L’organisation, les missions et le fonctionnement de la garde nationale des États-Unis pourraient servir de base de réflexion pour une telle réforme…

La composante réserve de type RO2[2] (réserve opérationnelle de deuxième niveau) sera la plus à même de combler les pertes subies dans les unités, en raison de la formation récente des personnels concernés. Il faudra cependant les remettre à niveau dans des centres d’entrainement dédiés à concevoir et à organiser en amont.

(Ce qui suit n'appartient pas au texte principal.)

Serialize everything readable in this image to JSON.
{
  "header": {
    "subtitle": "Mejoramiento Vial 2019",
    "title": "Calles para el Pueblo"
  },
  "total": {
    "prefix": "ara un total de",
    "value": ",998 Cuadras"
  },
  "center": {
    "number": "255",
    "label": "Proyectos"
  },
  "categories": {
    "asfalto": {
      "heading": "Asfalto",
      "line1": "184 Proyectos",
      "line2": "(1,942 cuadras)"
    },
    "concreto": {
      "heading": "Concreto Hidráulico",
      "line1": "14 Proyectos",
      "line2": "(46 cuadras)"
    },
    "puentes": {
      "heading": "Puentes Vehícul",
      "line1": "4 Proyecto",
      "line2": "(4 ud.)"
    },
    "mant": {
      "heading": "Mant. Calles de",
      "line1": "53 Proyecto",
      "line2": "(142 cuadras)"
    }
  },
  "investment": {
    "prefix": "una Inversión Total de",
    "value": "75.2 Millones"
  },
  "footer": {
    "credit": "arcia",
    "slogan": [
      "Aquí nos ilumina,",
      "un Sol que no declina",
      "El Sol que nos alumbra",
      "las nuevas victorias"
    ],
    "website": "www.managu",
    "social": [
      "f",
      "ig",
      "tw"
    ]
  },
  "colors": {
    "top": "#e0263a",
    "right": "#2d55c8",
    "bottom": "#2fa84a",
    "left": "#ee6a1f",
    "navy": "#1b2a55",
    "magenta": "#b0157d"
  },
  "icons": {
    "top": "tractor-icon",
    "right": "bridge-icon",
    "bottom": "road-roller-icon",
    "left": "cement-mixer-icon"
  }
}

La réutilisation d’équipements récemment retirés du service peut être également une piste à explorer pour mieux équiper notre réserve, en lui donnant des moyens qu’elle n’a pas aujourd’hui pour remplir des missions sur le territoire national.

L’appel de volontaires est une troisième piste. Mais pour être opératoire, cette piste doit avoir été mise en forme et organisée au préalable. Le temps n’est sans doute plus où il suffisait d’accueillir dans nos casernes des étrangers qui voulaient servir la France attaquée en tant que « engagés pour la durée de la guerre » et qui n’avaient aucune formation militaire.

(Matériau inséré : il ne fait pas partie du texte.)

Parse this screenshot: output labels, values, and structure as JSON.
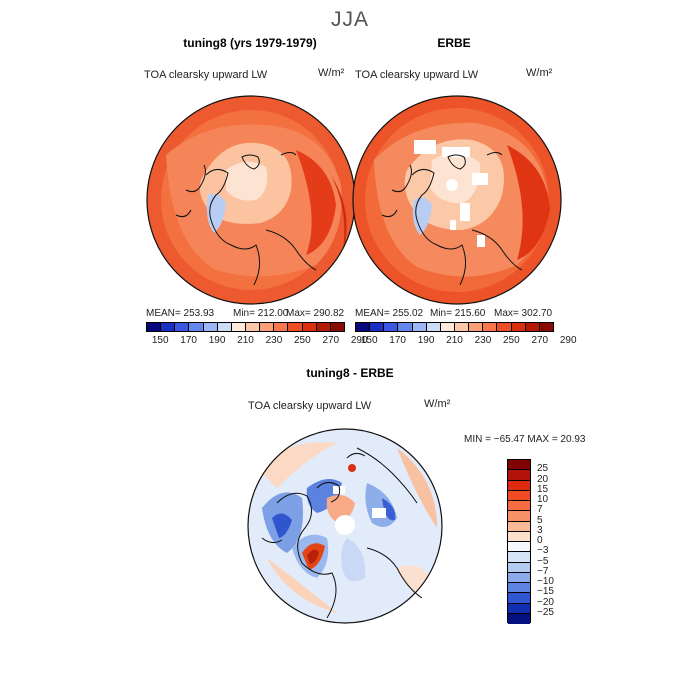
{
  "season": "JJA",
  "panels": [
    {
      "title": "tuning8 (yrs 1979-1979)",
      "variable": "TOA clearsky upward LW",
      "units": "W/m²",
      "mean": "MEAN= 253.93",
      "min": "Min= 212.00",
      "max": "Max= 290.82"
    },
    {
      "title": "ERBE",
      "variable": "TOA clearsky upward LW",
      "units": "W/m²",
      "mean": "MEAN= 255.02",
      "min": "Min= 215.60",
      "max": "Max= 302.70"
    }
  ],
  "diff": {
    "title": "tuning8 - ERBE",
    "variable": "TOA clearsky upward LW",
    "units": "W/m²",
    "range": "MIN = −65.47 MAX =  20.93"
  },
  "abs_colorbar": {
    "ticks": [
      "150",
      "170",
      "190",
      "210",
      "230",
      "250",
      "270",
      "290"
    ],
    "colors": [
      "#08087a",
      "#1a2fc4",
      "#3b59e0",
      "#6487ec",
      "#9bb8f4",
      "#cddcf6",
      "#ffe9dc",
      "#fcc7a6",
      "#f9a07a",
      "#f6774e",
      "#ee4e27",
      "#d9300f",
      "#b31b06",
      "#8a0a05"
    ]
  },
  "diff_colorbar": {
    "labels": [
      "25",
      "20",
      "15",
      "10",
      "7",
      "5",
      "3",
      "0",
      "−3",
      "−5",
      "−7",
      "−10",
      "−15",
      "−20",
      "−25"
    ],
    "colors": [
      "#7f0303",
      "#b11309",
      "#dd2a10",
      "#f24a22",
      "#f66c42",
      "#f99168",
      "#fbb894",
      "#fde0cc",
      "#f5f8fd",
      "#d6e3f7",
      "#b3cbf1",
      "#8baae9",
      "#5d84e0",
      "#2f57d2",
      "#0f2fb0",
      "#04107e"
    ]
  }
}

Et enfin il faut, dans les trois cas, se poser la question de la montée en puissance de cette ressource surnuméraire : doit-elle être permanente ? Ou faut-il prévoir de l’activer en cas de crise ? En espérant que le temps requis pour atteindre son aptitude opérationnelle n’excèdera pas celui de la dégradation de la situation internationale…

Aura-t-on besoin de rusticité, de résilience, d’esprit de défense ?

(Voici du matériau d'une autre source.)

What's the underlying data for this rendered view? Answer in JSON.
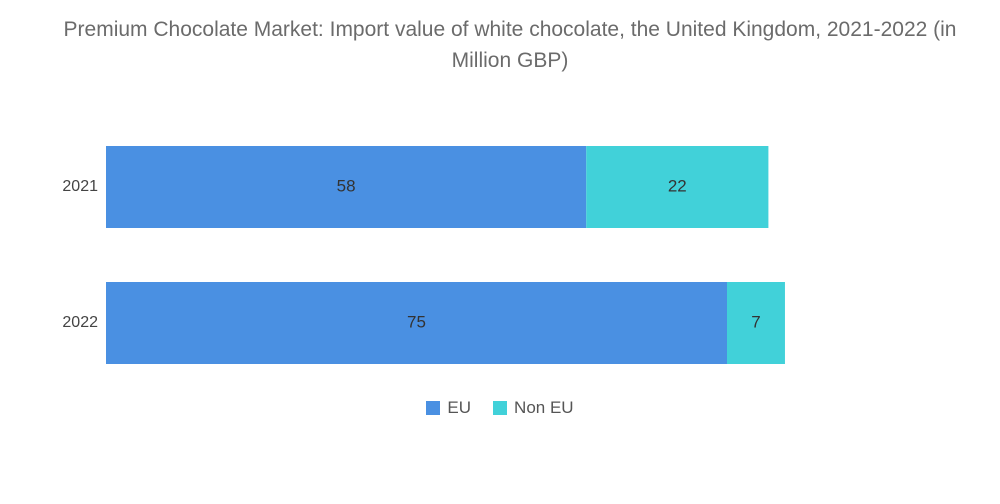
{
  "chart_data": {
    "type": "bar",
    "orientation": "horizontal",
    "stacked": true,
    "title": "Premium Chocolate Market: Import value of white chocolate, the United Kingdom, 2021-2022 (in Million GBP)",
    "categories": [
      "2021",
      "2022"
    ],
    "series": [
      {
        "name": "EU",
        "values": [
          58,
          75
        ],
        "color": "#4a90e2"
      },
      {
        "name": "Non EU",
        "values": [
          22,
          7
        ],
        "color": "#41d1d9"
      }
    ],
    "xlim": [
      0,
      100
    ],
    "xlabel": "",
    "ylabel": "",
    "grid": false,
    "legend_position": "bottom"
  }
}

Ces dispositions collectives resteront indispensables pour que les forces armées conservent leur efficacité dans un contexte de conflit majeur. Or, plus que jamais, les jeunes Français ont besoin de repères et de convictions. Dans un monde qui cultive l’individualisme, le confort, la liberté… il sera vital qu’ils retrouvent les vertus qui ont été celles de leurs aïeux, grognards, poilus ou tirailleurs, si on veut faire d’eux des guerriers aptes à la haute intensité, aptes aux plus grandes épreuves collectives.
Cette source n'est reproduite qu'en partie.